By Yelena Rykovtseva

Yelena Rykovtseva is a correspondent for Radio Liberty and also writes on media questions for a number of Russian newspapers. She contributed this comment, which represents her own views and not those of Radio Liberty, to Russia Profile

The problem of striking a balance between security and civil freedoms can be found everywhere. Likewise, there will always be people prepared to sacrifice their freedoms for a peaceful life and others who are ready to fight for their civil rights.

But this formulation of the question is wrong for Russia. If you ask a Russian what freedoms he or she is ready to give up for the sake of security, he or she simply won't understand what you're talking about.

Here's a typical opinion from one of my radio listeners: "You can only lose what you already have. And personally, as an ordinary person, I don't have any freedoms, so I have nothing to lose. We had communism, and then came liberalism, but nothing changed for most people."

If you think about it, this is the honest-to-God truth. What can you take from a Russian in exchange for security? Can control over the media be made any tighter? Can the freedom to travel around the country be further restricted? The registration system has never been abolished, so Russians have never had the opportunity to travel freely from one town to another in search of work without getting registered. And it is unbelievably difficult to get registered through official channels without handing over a hefty brown envelope.

Two new restrictions emerged in the wake of the Beslan tragedy: People lost the right to elect their governors and they were deprived of the right to elect deputies to the State Duma. In the past, they voted for deputies in single-seat constituencies and by party lists. Now they can only do the latter.

To Russian liberals, these measures were undemocratic. The electors themselves, however, reacted paradoxically. On the one hand, Russians disapproved of having their rights taken away. Fifty percent of those surveyed were against the president's initiative, while only 39 percent were for it. But on the other hand, 45 percent believed that appointed governors would help fight terrorism, while only 29 percent disagreed with this idea.

How can these results be interpreted? Most likely, people are unhappy with the president's proposals, but at the same time, they are not going to kick up a storm if they become law. This apathy stems from the fact that the right to vote has existed in Russia, but only in a fairly abstract sense. You could (sort of) vote freely, but you also knew that the election results would be falsified in favor of either the Kremlin or a local administration. So nobody is losing much sleep over losing the right to vote. But the Kremlin needed these measures to protect itself against those rare moments when its candidate has failed to cruise home victorious (such as when comedian Mikhail Yevdokimov won the Altai gubernatorial election).

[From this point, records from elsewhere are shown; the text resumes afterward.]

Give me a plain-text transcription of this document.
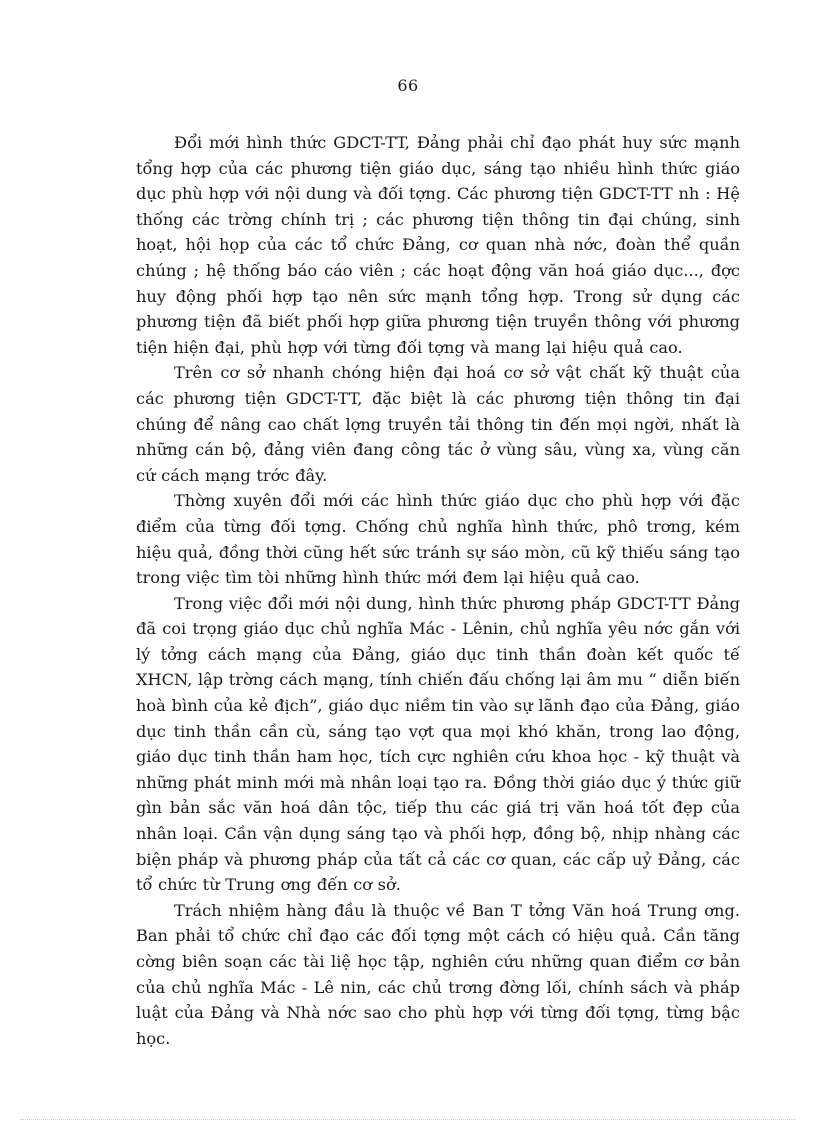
66

Đổi mới hình thức GDCT-TT, Đảng phải chỉ đạo phát huy sức mạnh tổng hợp của các phương tiện giáo dục, sáng tạo nhiều hình thức giáo dục phù hợp với nội dung và đối tợng. Các phương tiện GDCT-TT nh : Hệ thống các trờng chính trị ; các phương tiện thông tin đại chúng, sinh hoạt, hội họp của các tổ chức Đảng, cơ quan nhà nớc, đoàn thể quần chúng ; hệ thống báo cáo viên ; các hoạt động văn hoá giáo dục..., đợc huy động phối hợp tạo nên sức mạnh tổng hợp. Trong sử dụng các phương tiện đã biết phối hợp giữa phương tiện truyền thông với phương tiện hiện đại, phù hợp với từng đối tợng và mang lại hiệu quả cao.

Trên cơ sở nhanh chóng hiện đại hoá cơ sở vật chất kỹ thuật của các phương tiện GDCT-TT, đặc biệt là các phương tiện thông tin đại chúng để nâng cao chất lợng truyền tải thông tin đến mọi ngời, nhất là những cán bộ, đảng viên đang công tác ở vùng sâu, vùng xa, vùng căn cứ cách mạng trớc đây.

Thờng xuyên đổi mới các hình thức giáo dục cho phù hợp với đặc điểm của từng đối tợng. Chống chủ nghĩa hình thức, phô trơng, kém hiệu quả, đồng thời cũng hết sức tránh sự sáo mòn, cũ kỹ thiếu sáng tạo trong việc tìm tòi những hình thức mới đem lại hiệu quả cao.

Trong việc đổi mới nội dung, hình thức phương pháp GDCT-TT Đảng đã coi trọng giáo dục chủ nghĩa Mác - Lênin, chủ nghĩa yêu nớc gắn với lý tởng cách mạng của Đảng, giáo dục tinh thần đoàn kết quốc tế XHCN, lập trờng cách mạng, tính chiến đấu chống lại âm mu “ diễn biến hoà bình của kẻ địch”, giáo dục niềm tin vào sự lãnh đạo của Đảng, giáo dục tinh thần cần cù, sáng tạo vợt qua mọi khó khăn, trong lao động, giáo dục tinh thần ham học, tích cực nghiên cứu khoa học - kỹ thuật và những phát minh mới mà nhân loại tạo ra. Đồng thời giáo dục ý thức giữ gìn bản sắc văn hoá dân tộc, tiếp thu các giá trị văn hoá tốt đẹp của nhân loại. Cần vận dụng sáng tạo và phối hợp, đồng bộ, nhịp nhàng các biện pháp và phương pháp của tất cả các cơ quan, các cấp uỷ Đảng, các tổ chức từ Trung ơng đến cơ sở.

Trách nhiệm hàng đầu là thuộc về Ban T tởng Văn hoá Trung ơng. Ban phải tổ chức chỉ đạo các đối tợng một cách có hiệu quả. Cần tăng cờng biên soạn các tài liệ học tập, nghiên cứu những quan điểm cơ bản của chủ nghĩa Mác - Lê nin, các chủ trơng đờng lối, chính sách và pháp luật của Đảng và Nhà nớc sao cho phù hợp với từng đối tợng, từng bậc học.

This indifference extends not only to the restriction of their personal freedoms (which, I repeat, existed only in the abstract sense), but also to the latest proposals on improving security. Perhaps this is because they contain nothing new. Terrorists have been attacking Russia for five years now. And every time they strike, the police and the FSB use these incidents to get more money and more powers. They turn up in the Duma and say, "We need new money for additional forces and equipment. We need new laws to have additional powers to check up on people." And extra money flows out of the budget and deputies adopt the new laws.

And then what? The authorities conduct their latest anti-terrorist operation, crowds of people get their documents checked and a couple of street patrols are reinforced. Then all the fuss dies down. The police are not interested in terrorism - they just want money. In fact, the transition from heightened security to routine bribe-taking happens rather swiftly. Izvestia correspondent Vadim Rechkalov, who covered the events in Beslan, was stopped by a traffic cop on the town's outskirts while the crisis was still going on. The cop gave him and his driver a long lecture about the car's registration. Then he took a 50-ruble bribe and let them go.

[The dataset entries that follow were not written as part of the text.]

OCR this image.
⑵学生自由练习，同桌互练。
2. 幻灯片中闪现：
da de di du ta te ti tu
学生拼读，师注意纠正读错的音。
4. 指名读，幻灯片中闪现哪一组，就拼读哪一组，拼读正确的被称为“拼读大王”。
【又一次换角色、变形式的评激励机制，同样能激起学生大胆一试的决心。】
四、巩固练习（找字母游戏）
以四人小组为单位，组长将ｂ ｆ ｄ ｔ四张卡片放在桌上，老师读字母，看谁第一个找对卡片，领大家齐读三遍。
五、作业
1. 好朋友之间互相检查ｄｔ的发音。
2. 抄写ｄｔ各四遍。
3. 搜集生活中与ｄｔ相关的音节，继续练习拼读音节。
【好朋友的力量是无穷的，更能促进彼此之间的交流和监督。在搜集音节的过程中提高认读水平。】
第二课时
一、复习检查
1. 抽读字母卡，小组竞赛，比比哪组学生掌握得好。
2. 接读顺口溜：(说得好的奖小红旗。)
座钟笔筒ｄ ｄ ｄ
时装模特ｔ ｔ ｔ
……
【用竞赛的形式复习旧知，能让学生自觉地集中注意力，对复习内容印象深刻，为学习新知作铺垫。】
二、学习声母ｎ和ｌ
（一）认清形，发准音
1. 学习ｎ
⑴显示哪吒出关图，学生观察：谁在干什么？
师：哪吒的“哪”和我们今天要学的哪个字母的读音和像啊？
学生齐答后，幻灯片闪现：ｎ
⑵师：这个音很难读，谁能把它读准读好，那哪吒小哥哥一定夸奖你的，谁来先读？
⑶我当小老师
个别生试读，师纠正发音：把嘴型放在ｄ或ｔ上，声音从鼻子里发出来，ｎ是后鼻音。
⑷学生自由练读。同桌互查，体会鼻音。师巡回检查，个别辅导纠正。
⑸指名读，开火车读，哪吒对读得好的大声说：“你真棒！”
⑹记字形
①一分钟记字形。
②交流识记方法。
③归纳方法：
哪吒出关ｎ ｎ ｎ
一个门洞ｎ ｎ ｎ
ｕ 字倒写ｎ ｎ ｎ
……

Later, Rechkalov told me, "Even if Russians had any genuine freedoms, and they agreed to sacrifice them for the sake of their own security, and if laws were adopted that would take them away on paper, then who would do so in practice? The traffic police? But the problem is not that they need to take our freedoms. They just need money. And they're prepared to take it from anyone. That is the cause of terrorism."

Of course, corruption is not the only cause of terrorism. In my view, until our country's leadership finds a political solution to the Chechen problem (other than appointing a puppet president), even the most honest police officer will not save us from terrorists. However, the Kremlin is still trying to convince people that the Beslan events were not connected with Chechnya, that the real cause of the tragedy was "international terrorism" and that it can only be defeated by adopting the next batch of security measures. Someone might even believe this, if the authorities were not so venal.

So what's the end result? Neither freedom, nor security. This is the modern Russian reality, and not a balance between the two.